I saw this article at the Huffington Post Canada website. A restaurant called Kukum Kitchen owned by an Indigenous Canadian began serving raw seal meat as part of its menu. The decision to serve seal meat was instantly met with protest by non-Indigenous protestors.
The menu offering seal meat was noticed by non-Indigenous environmentalists who began a boycott campaign against the restaurant to pressure them to remove seal meat from their menu.
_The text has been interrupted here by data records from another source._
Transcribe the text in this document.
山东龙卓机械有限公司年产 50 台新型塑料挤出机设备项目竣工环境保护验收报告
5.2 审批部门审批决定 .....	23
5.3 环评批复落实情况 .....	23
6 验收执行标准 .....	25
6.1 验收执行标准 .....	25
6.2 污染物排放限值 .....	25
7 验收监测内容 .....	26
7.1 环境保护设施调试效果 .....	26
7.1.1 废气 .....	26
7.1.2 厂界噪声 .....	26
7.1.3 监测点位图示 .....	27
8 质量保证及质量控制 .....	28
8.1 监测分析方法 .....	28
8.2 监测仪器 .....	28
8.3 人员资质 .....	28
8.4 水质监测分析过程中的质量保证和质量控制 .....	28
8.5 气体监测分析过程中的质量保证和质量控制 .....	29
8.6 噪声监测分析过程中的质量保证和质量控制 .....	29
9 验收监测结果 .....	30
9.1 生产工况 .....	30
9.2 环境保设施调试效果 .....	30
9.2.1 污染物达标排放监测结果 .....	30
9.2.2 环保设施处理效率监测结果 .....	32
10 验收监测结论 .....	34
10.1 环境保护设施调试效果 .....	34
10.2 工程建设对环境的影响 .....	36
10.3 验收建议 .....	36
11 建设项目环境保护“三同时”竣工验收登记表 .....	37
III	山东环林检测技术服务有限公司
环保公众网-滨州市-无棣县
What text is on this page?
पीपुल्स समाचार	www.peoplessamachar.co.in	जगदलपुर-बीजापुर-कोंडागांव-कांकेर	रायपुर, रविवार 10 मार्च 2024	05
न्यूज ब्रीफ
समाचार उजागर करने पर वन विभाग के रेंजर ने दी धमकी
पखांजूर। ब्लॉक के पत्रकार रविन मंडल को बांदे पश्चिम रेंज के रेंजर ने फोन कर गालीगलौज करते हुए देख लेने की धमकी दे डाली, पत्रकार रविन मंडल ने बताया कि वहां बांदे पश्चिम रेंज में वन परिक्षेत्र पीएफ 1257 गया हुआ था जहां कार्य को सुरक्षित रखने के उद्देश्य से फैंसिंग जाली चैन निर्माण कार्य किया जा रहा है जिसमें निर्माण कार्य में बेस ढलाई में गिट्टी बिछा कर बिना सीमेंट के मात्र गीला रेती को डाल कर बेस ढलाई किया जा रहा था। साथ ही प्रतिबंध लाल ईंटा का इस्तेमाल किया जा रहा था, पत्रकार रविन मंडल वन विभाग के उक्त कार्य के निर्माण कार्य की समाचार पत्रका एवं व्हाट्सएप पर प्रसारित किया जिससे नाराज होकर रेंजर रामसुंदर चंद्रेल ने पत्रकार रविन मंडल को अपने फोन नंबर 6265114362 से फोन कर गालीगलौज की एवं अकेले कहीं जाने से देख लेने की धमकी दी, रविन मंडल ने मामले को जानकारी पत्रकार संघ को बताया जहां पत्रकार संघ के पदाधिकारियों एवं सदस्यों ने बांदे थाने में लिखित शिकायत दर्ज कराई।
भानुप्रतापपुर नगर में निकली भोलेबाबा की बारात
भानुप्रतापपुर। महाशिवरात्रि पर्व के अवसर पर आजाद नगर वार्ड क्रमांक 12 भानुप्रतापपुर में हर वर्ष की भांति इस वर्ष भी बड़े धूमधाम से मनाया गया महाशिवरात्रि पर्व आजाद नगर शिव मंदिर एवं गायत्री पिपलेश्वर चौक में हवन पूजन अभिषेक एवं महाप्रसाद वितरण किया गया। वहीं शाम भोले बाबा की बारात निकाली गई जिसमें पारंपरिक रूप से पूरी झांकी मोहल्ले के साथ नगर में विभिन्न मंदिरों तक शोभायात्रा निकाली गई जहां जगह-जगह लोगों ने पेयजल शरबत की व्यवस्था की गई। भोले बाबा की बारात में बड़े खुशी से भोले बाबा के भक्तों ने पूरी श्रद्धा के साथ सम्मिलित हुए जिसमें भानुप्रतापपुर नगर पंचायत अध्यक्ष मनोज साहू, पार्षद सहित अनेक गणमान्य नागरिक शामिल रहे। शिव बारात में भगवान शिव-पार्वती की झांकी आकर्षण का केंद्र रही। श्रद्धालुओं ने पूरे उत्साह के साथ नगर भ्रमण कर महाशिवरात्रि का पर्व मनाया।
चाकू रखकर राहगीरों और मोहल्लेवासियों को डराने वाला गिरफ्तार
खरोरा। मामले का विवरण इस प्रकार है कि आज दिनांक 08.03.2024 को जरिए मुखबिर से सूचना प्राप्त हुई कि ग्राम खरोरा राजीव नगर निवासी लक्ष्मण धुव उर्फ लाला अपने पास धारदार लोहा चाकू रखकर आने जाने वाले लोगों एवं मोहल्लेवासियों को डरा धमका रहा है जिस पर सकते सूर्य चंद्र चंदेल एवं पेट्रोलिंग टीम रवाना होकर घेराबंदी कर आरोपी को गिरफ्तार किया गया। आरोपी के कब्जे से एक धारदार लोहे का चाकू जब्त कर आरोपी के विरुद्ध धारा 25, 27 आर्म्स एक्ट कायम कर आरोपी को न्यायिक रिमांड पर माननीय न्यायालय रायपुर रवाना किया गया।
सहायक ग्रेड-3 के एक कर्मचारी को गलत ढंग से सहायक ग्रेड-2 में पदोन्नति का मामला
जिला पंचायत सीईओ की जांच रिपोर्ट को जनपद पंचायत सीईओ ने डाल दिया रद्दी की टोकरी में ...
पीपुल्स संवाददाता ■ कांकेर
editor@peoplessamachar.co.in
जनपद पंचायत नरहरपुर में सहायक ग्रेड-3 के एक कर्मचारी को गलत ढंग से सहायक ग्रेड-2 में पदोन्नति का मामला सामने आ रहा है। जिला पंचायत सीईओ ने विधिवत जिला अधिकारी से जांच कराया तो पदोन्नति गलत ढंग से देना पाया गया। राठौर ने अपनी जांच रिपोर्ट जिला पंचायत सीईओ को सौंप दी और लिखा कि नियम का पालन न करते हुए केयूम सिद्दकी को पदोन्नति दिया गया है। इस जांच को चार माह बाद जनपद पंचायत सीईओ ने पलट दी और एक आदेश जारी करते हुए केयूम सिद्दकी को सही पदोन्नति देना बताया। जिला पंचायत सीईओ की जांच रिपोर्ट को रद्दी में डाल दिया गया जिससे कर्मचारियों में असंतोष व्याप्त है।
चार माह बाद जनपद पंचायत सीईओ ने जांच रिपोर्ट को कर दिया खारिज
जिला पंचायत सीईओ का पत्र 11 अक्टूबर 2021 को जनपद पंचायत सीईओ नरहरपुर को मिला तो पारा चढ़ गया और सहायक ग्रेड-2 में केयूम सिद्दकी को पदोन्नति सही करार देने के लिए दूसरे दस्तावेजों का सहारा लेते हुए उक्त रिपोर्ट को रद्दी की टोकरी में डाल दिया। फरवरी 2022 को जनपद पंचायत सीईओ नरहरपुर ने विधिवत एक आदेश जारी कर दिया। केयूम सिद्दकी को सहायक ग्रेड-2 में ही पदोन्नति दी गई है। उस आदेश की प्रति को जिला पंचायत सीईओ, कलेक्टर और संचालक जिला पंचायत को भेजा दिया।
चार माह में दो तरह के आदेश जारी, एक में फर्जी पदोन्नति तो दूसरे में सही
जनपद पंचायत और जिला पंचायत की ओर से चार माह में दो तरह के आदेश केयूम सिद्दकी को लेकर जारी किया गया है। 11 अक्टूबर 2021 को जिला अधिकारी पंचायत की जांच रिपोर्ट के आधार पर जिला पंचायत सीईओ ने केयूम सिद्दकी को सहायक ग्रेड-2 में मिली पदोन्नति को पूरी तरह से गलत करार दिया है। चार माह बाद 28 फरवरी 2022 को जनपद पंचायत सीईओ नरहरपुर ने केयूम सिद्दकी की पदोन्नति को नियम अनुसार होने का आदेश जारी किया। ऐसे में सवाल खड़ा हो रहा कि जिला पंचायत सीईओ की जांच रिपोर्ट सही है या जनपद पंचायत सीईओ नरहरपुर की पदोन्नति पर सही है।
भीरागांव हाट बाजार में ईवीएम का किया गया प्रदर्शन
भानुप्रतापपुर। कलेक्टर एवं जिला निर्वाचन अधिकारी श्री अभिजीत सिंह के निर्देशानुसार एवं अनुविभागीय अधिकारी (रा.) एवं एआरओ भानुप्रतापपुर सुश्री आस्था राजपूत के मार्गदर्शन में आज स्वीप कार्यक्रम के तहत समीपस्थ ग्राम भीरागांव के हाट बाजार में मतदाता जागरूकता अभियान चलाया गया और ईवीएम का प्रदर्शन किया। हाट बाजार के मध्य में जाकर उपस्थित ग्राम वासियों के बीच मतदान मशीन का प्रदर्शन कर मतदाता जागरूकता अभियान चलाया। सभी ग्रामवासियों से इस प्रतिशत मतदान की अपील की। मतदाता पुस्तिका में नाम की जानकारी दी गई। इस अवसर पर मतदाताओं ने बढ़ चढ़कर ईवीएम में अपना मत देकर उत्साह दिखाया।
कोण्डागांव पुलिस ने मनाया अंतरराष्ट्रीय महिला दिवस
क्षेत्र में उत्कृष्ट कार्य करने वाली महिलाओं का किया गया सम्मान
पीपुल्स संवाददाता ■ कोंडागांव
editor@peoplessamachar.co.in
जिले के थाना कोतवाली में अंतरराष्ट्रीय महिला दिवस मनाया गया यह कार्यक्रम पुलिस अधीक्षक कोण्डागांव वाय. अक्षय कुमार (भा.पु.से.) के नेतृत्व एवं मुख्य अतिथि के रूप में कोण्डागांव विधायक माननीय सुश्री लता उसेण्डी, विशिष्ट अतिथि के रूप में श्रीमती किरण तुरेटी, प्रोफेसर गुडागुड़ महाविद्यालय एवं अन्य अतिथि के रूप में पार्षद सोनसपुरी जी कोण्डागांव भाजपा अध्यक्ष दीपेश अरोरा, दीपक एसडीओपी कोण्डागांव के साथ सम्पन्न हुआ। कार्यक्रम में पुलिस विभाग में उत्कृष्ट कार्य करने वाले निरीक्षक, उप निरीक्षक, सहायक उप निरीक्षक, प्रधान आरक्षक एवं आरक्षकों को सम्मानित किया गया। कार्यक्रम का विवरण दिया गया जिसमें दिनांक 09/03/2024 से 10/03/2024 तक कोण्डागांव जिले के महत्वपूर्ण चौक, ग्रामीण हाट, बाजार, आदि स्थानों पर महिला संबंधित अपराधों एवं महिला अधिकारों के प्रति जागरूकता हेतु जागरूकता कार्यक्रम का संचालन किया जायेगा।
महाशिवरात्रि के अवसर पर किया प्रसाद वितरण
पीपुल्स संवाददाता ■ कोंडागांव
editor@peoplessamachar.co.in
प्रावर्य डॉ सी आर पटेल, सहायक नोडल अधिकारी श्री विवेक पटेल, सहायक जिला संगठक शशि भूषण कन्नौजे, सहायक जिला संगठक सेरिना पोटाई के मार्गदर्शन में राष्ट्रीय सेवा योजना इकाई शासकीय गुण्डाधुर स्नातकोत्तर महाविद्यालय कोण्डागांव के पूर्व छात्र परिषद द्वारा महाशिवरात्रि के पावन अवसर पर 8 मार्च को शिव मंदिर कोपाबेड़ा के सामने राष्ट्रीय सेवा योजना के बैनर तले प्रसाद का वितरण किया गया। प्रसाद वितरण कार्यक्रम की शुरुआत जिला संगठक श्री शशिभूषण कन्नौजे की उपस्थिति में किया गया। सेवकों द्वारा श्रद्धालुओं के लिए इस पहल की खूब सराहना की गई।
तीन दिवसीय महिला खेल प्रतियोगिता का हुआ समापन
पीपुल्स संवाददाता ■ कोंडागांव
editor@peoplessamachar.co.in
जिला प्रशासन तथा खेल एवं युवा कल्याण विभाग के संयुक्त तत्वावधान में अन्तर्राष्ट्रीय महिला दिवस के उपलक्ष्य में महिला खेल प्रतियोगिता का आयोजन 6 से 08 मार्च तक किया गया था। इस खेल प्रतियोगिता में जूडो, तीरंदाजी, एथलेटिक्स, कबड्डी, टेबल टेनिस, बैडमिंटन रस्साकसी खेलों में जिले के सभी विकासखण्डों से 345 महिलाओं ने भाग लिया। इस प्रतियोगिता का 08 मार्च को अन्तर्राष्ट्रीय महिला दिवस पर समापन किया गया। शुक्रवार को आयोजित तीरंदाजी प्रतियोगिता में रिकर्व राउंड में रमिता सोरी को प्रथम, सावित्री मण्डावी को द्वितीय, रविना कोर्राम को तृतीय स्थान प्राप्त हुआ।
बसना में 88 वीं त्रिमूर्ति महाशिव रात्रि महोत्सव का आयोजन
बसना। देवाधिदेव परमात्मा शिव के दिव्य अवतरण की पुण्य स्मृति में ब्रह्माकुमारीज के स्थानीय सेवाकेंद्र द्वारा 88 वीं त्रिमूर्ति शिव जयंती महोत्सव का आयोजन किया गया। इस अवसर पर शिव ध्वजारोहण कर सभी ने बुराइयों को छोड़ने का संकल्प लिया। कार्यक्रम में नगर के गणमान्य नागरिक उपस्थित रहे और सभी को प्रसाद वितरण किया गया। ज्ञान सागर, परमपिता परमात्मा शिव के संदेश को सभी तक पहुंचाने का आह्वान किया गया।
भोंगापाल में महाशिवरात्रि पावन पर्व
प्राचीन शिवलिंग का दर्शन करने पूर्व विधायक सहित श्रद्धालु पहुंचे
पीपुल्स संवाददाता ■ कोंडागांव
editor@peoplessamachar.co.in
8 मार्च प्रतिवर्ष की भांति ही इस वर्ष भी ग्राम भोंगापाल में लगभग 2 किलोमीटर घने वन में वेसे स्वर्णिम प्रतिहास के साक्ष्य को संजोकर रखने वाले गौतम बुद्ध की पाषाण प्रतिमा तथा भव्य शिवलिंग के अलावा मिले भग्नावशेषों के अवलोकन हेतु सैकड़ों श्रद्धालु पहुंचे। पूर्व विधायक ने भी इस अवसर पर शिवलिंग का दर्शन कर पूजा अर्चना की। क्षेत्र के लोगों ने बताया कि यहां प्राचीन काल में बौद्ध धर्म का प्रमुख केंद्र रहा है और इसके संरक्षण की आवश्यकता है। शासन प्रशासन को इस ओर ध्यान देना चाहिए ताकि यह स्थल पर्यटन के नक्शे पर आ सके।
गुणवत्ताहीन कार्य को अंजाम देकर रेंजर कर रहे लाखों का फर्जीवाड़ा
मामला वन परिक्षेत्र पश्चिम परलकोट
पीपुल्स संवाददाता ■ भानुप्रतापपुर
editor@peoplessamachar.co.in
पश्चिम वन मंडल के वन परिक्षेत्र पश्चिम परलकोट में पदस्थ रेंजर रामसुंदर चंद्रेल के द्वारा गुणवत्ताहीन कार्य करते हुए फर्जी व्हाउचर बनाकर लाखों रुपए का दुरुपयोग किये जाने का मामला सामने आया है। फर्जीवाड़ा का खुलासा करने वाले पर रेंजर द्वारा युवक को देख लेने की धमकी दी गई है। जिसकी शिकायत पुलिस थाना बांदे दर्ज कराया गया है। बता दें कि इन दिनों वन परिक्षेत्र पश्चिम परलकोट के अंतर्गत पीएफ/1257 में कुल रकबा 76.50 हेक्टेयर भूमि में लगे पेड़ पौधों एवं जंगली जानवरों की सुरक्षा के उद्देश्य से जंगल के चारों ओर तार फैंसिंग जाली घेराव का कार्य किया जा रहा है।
A petition has already attracted 4,500 signatures.
“Toronto-based Anishinaabe artist Aylan Couchie launched a counter-petition in response, which has been shared by musician Tanya Tagaq and has nearly matched the support of the original campaign.”
“Lenore Newman, the Canada Research Chair for Food Security and Environment and author of “Speaking in Tongues: A Canadian Culinary Journey,” considers some of the practices in raising chicken and pork for consumption to be far more cruel — and far more common — than the seal hunt.
“Like Newman, he thinks there’s some degree of hypocrisy in animal rights advocates who protest the seal hunt rather than factory-farmed chickens or industrial abattoirs.”If (seals) weren’t cute, we would probably have a much easier job.”
This would be a great article to use to begin classroom discussion on the topic of food use and cultural practice.
(A photo showing the restaurant Kukum’s Kitchen. Indigenous chef John Shawana shown next to menu offering seal tartare.)